On one occasion in Africa, my wife Margaret held a little AIDS baby for about one hour. Did this baby know what was happening? I carried another baby around the AIDS hospice and sat with another little sick boy who hugged up next to me. He did not understand a thing I was saying as I sought to minister to him from the Word of God and sang, “Jesus loves the little children…” We may not have made a real difference in the lives of these children, or did we?

Margaret and I were on the streets with a young ACTION missionary from Minneapolis working with street children.

We bought lunch for 20 boys which only cost 25¢ each. Did this make a difference? Most of the boys ate their lunch and left but only a few were very thankful and appreciative. $5 to buy a large lunch for 20 boys is such a little thing. Did it make any difference?

We visited a church-based community school in a building with no roof, no windows, no chairs, and a dirt floor. Almost 500 children were gathered in the one room. I saw a little boy with an open infected sore above his eye. I put on a little antiseptic and band-aide. This was such a small thing. Did it make any difference? The little boy sure seemed to appreciate this care and concern and repaid us with a smile and a hug.

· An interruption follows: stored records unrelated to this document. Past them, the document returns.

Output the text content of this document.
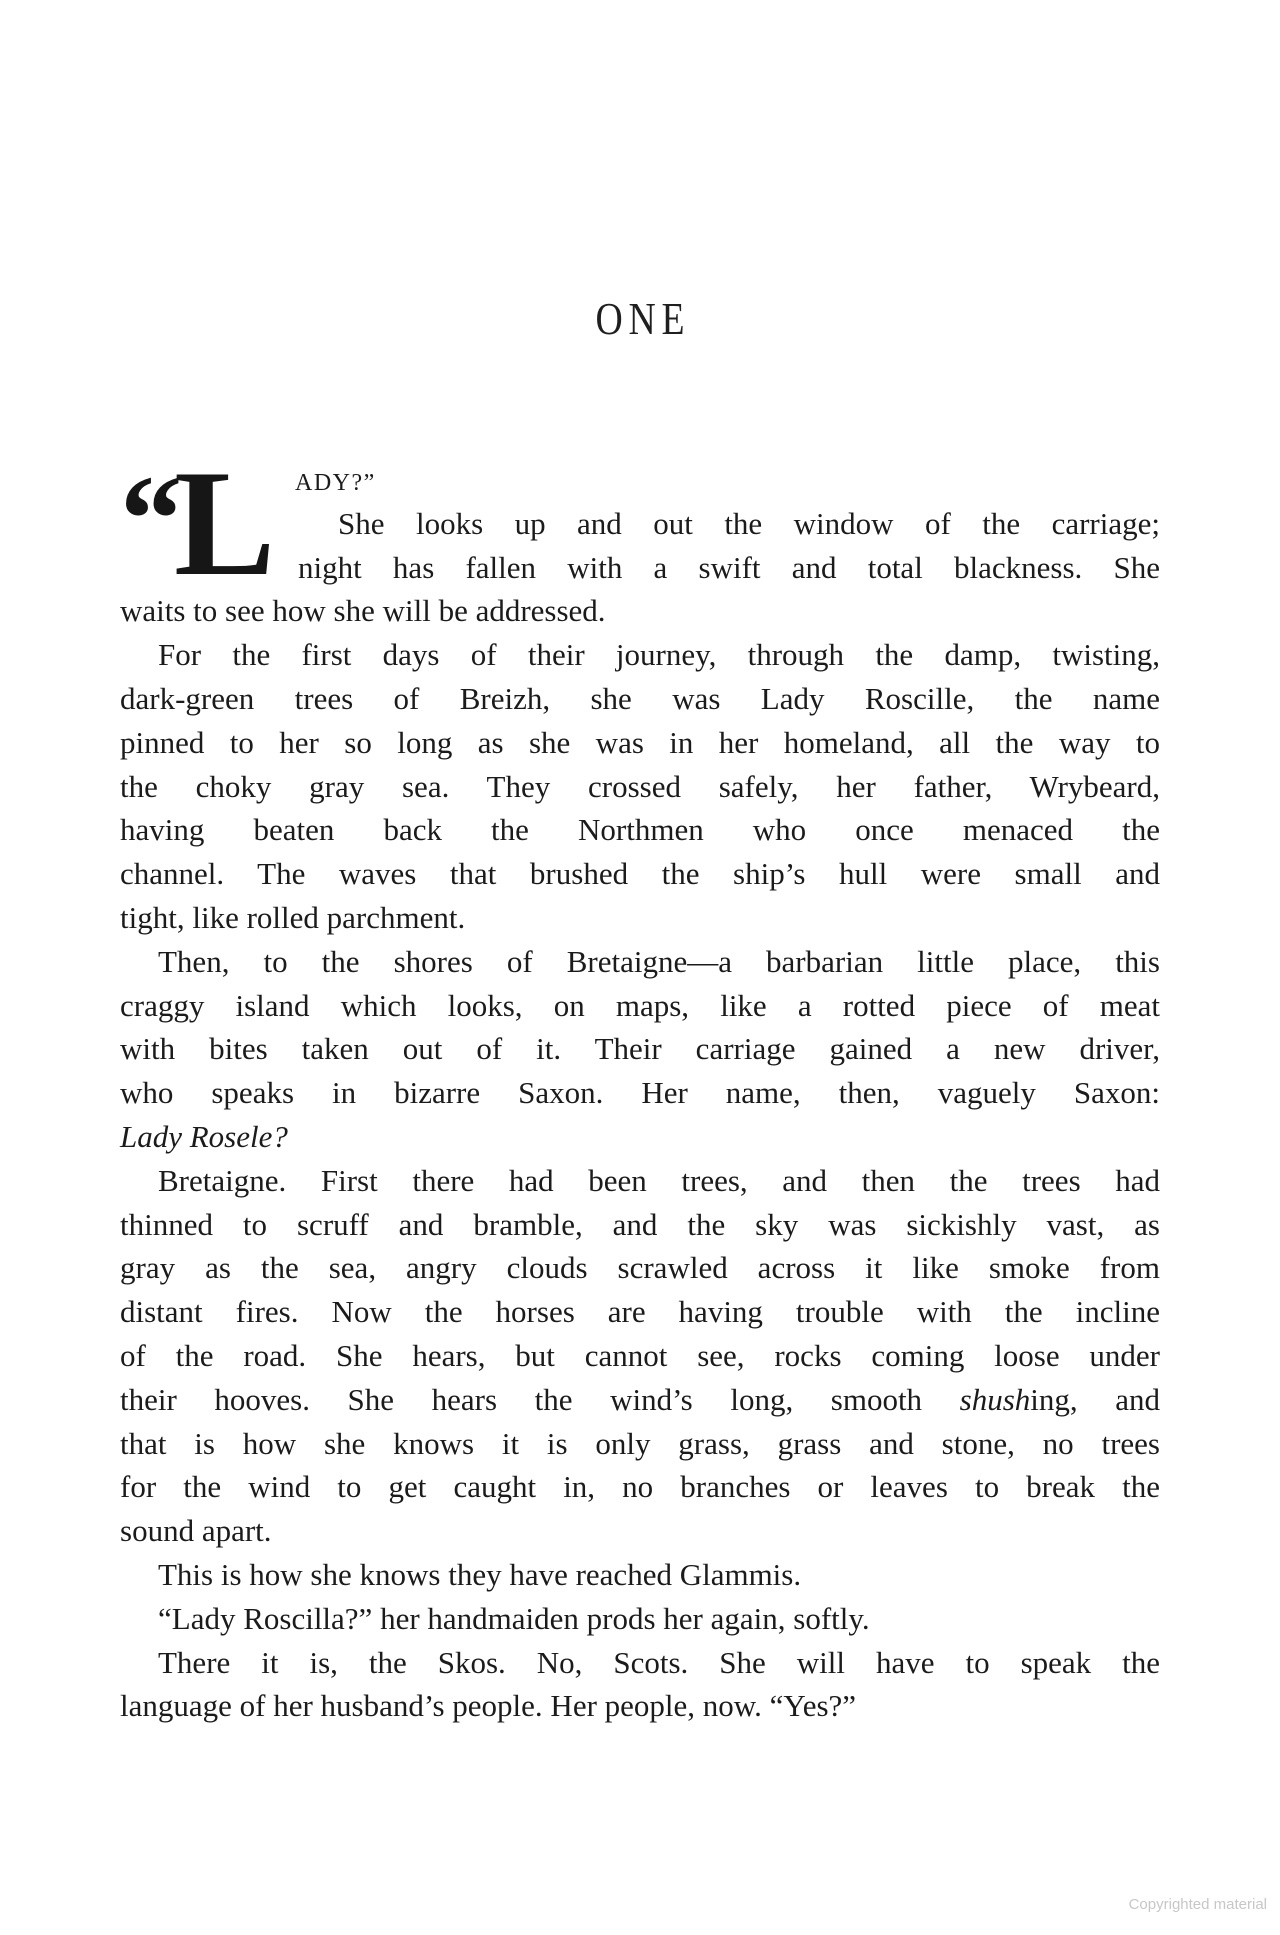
ONE
“
L ADY?”
She looks up and out the window of the carriage;
night has fallen with a swift and total blackness. She
waits to see how she will be addressed.
For the first days of their journey, through the damp, twisting,
dark-green trees of Breizh, she was Lady Roscille, the name
pinned to her so long as she was in her homeland, all the way to
the choky gray sea. They crossed safely, her father, Wrybeard,
having beaten back the Northmen who once menaced the
channel. The waves that brushed the ship’s hull were small and
tight, like rolled parchment.
Then, to the shores of Bretaigne—a barbarian little place, this
craggy island which looks, on maps, like a rotted piece of meat
with bites taken out of it. Their carriage gained a new driver,
who speaks in bizarre Saxon. Her name, then, vaguely Saxon:
Lady Rosele?
Bretaigne. First there had been trees, and then the trees had
thinned to scruff and bramble, and the sky was sickishly vast, as
gray as the sea, angry clouds scrawled across it like smoke from
distant fires. Now the horses are having trouble with the incline
of the road. She hears, but cannot see, rocks coming loose under
their hooves. She hears the wind’s long, smooth shushing, and
that is how she knows it is only grass, grass and stone, no trees
for the wind to get caught in, no branches or leaves to break the
sound apart.
This is how she knows they have reached Glammis.
“Lady Roscilla?” her handmaiden prods her again, softly.
There it is, the Skos. No, Scots. She will have to speak the
language of her husband’s people. Her people, now. “Yes?”
Copyrighted material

The ACTION Zambia team leader and I conducted a three-hour seminar for 44 pastors and Christian workers which included a snack. The three-hour seminar along with the snack and soft drink for each came to a total of only $20, which is less than 50¢ each. This is such a small amount. Did it make any difference? These pastors sure appreciated it, especially the teaching from the Word of God and the small snack of bread and soft drink. Many of these pastors go without food weekly so their wife and children can eat.

Many times we think missions and ministry are only for the people who are well-educated, very knowledgeable, articulate speakers, can sing, lead well, direct, and give counsel to every problem. However, many of us are not is this category, but we can do small things. We can sit on the corner with a street child and give a piece of bread and a soft drink while sharing the gospel. We can hold children in an AIDS hospice or in the many Christian orphanages in Zambia, Malawi, or Uganda.

There are presently 12 to 13 million AIDS orphans in Africa and thousands of untrained needed pastors. It would be wonderful if many of God’s people age 21 to 83 would consider taking their abilities, talents, background, finances and/or expertise and give to Jesus and let Him multiply these gifts to reach the multitudes with His gospel and compassion for His glory! Why not?

Someone said years ago, “a little from our world makes a big difference in theirs!”